I just picked up an eBike (Trek Crossrip+) that is a speed pedelec, class 3 assist up to 28mph. In my initial commutes, I sustain 22+ mph speeds for most of my commute outside of traffic lights / intersections. There are multiple climbs on my commute. 16 miles, ~600 ft elevation - all smooth paved road.

It came with a rear rack, and I'll be converting my existing bike packing bags setup to a dedicated pannier setup.

I was thinking of buying Ortlieb Back Roller Classics, which are sold as a pair, and 20L each. I can fit all of my commuting gear (clothes, laptop, multiple meals, ebike charger, etc) in a single 20L bag and the total weight is somewhere ~15lbs.
https://ortliebusa.com/product/back-...-classic-pair/

However it had me thinking whether I should use a front or rear pannier and the pros and cons of each.

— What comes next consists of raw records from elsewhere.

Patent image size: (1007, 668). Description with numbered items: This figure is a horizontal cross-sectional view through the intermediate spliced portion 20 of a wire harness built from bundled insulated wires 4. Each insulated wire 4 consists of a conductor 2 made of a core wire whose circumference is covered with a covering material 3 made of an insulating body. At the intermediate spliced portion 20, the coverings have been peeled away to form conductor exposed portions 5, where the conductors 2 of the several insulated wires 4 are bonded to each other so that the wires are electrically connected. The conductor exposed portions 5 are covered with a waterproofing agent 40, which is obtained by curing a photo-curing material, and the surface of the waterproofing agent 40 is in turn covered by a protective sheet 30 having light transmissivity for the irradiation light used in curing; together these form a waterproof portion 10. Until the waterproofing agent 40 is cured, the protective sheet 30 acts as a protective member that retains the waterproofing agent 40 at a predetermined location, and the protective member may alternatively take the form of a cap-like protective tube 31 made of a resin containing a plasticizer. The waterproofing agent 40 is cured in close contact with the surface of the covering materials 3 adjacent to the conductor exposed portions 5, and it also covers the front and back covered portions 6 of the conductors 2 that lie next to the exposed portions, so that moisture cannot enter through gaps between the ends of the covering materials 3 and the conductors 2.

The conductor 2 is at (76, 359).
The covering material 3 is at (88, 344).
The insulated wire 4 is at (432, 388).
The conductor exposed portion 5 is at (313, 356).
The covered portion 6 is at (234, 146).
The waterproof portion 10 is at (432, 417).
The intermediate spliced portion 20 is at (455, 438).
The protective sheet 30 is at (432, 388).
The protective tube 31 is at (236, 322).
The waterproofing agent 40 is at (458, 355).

In my situation, the bike itself is 46lbs base weight and it would be great to remove the rear rack and put one of the front for weight distribution and possibly better battery life.

But if I go with the rear 1 bag setup, it will probably be better for aerodynamic drag at that speed vs 2 bags up front? The difference in aero is crazy at these speeds!

Also, if I do use just one bag on the rear...should I put it on the non drive side of bike to balance weight, or on the drive side (right) to be out of the way of passing cars / traffic?

Sent from my SAMSUNG-SM-G890A using Tapatalk


----------



## vadimhellbike (Mar 23, 2015)

For the aerodynamic reasons you mentioned, I wouldn't put any panniers up front unless your rear rack and panniers cannot accommodate your gear.

I use NO rack or panniers in the front. I have all of my stuff in two rear panniers of similar weight. My average commute speed is 29 mph.


----------



## J.B. Weld (Aug 13, 2012)

vadimhellbike said:


> My average commute speed is 29 mph.


Yowsa! How many watts?


----------



## levity (Oct 31, 2011)

J.B. Weld said:


> Yowsa! How many watts?


Not sure what vadimhellbike is running, but zombie-ebikes.com lists a 1500W rearhub motor.

That should get even that monster movin'!


----------



## Walt (Jan 23, 2004)

I run front panniers on my e-cargo bike (kids go on the back) and IMO if you're just going to have one, front is better than rear. Weight distribution and steering are better (again IMO) with the weight on the front, carried nice and low. 

Capacity is an issue, of course. If you need to carry a ton of stuff, do both!

-Walt


----------